I have a list of integers and I want to create a new list with all elements smaller than a given limit.
a=range(15) #example list
limit=9 #example limit
My approach to solve this problem was
[i for i in a if i < limit]
To me the beginning 'i for i in' looks pretty verbose. Is there a better implementation in Python?
You can use filter() (at least in the Python 2.x series... I think it might have been removed in 3.0)
newlist = filter(lambda item: item < limit, oldlist)
The first argument can be any callable (its result will be coerced to boolean, so it's best to use a callable that returns boolean anyway), and the second argument can be any sequence.
You could use filter
>>> filter(lambda i: i < limit, a)
[0, 1, 2, 3, 4, 5, 6, 7, 8]
But list comprehensions are the preferred way to do it
Here is what python docs has to say about this:
List comprehensions provide a concise way to create lists without resorting to use of map(), filter() and/or lambda. The resulting list definition tends often to be clearer than lists built using those constructs.

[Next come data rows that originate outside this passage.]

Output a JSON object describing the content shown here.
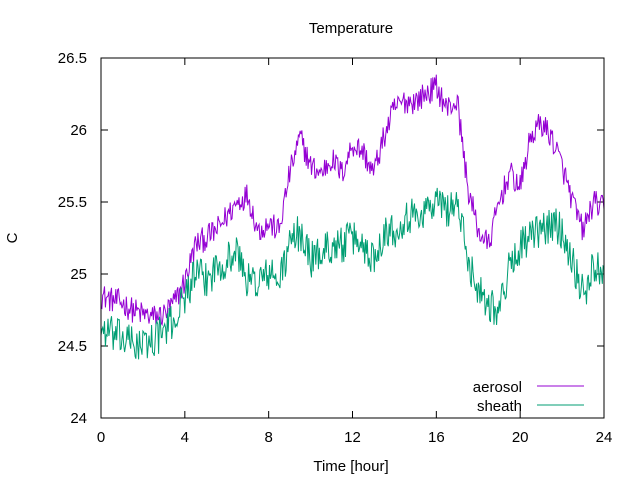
{
  "chart_data": {
    "type": "line",
    "title": "Temperature",
    "xlabel": "Time [hour]",
    "ylabel": "C",
    "xlim": [
      0,
      24
    ],
    "ylim": [
      24,
      26.5
    ],
    "xticks": [
      0,
      4,
      8,
      12,
      16,
      20,
      24
    ],
    "yticks": [
      24,
      24.5,
      25,
      25.5,
      26,
      26.5
    ],
    "xtick_labels": [
      "0",
      "4",
      "8",
      "12",
      "16",
      "20",
      "24"
    ],
    "ytick_labels": [
      "24",
      "24.5",
      "25",
      "25.5",
      "26",
      "26.5"
    ],
    "grid": false,
    "legend_position": "bottom-right",
    "series": [
      {
        "name": "aerosol",
        "color": "#9400d3",
        "x": [
          0,
          0.5,
          1,
          1.5,
          2,
          2.5,
          3,
          3.5,
          4,
          4.5,
          5,
          5.5,
          6,
          6.5,
          7,
          7.5,
          8,
          8.5,
          9,
          9.5,
          10,
          10.5,
          11,
          11.5,
          12,
          12.5,
          13,
          13.5,
          14,
          14.5,
          15,
          15.5,
          16,
          16.5,
          17,
          17.5,
          18,
          18.5,
          19,
          19.5,
          20,
          20.5,
          21,
          21.5,
          22,
          22.5,
          23,
          23.5,
          24
        ],
        "values": [
          24.85,
          24.82,
          24.8,
          24.75,
          24.72,
          24.7,
          24.72,
          24.8,
          24.95,
          25.2,
          25.25,
          25.3,
          25.4,
          25.5,
          25.55,
          25.3,
          25.35,
          25.3,
          25.7,
          25.95,
          25.75,
          25.7,
          25.8,
          25.7,
          25.9,
          25.85,
          25.7,
          25.95,
          26.15,
          26.2,
          26.2,
          26.25,
          26.3,
          26.15,
          26.2,
          25.6,
          25.3,
          25.2,
          25.5,
          25.7,
          25.6,
          25.95,
          26.05,
          25.95,
          25.75,
          25.5,
          25.3,
          25.5,
          25.45
        ]
      },
      {
        "name": "sheath",
        "color": "#009e73",
        "x": [
          0,
          0.5,
          1,
          1.5,
          2,
          2.5,
          3,
          3.5,
          4,
          4.5,
          5,
          5.5,
          6,
          6.5,
          7,
          7.5,
          8,
          8.5,
          9,
          9.5,
          10,
          10.5,
          11,
          11.5,
          12,
          12.5,
          13,
          13.5,
          14,
          14.5,
          15,
          15.5,
          16,
          16.5,
          17,
          17.5,
          18,
          18.5,
          19,
          19.5,
          20,
          20.5,
          21,
          21.5,
          22,
          22.5,
          23,
          23.5,
          24
        ],
        "values": [
          24.62,
          24.58,
          24.55,
          24.52,
          24.5,
          24.55,
          24.6,
          24.68,
          24.85,
          25.0,
          24.95,
          25.05,
          25.1,
          25.15,
          24.95,
          24.95,
          25.0,
          24.95,
          25.2,
          25.3,
          25.1,
          25.15,
          25.2,
          25.2,
          25.25,
          25.2,
          25.1,
          25.3,
          25.3,
          25.4,
          25.4,
          25.45,
          25.5,
          25.45,
          25.5,
          25.1,
          24.9,
          24.8,
          24.75,
          25.05,
          25.2,
          25.25,
          25.3,
          25.35,
          25.3,
          25.1,
          24.85,
          25.05,
          25.05
        ]
      }
    ]
  }
}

This is about the best you can do. You may be able to do better with filter, but I wouldn't recommend it. Bear in mind that the list comprehension reads almost like english: "i for i in a if i < limit". This makes it much easier to read and understand, if a little on the verbose side.
The nicer versions require boilerplate code, so the list comprehension is as nice as you can get.
This would be one different way to do it:
from operator import ge
from functools import partial
filter(partial(ge, limit), a)
(But if you were to use filter, Nadia's way would be the obvious way to do it)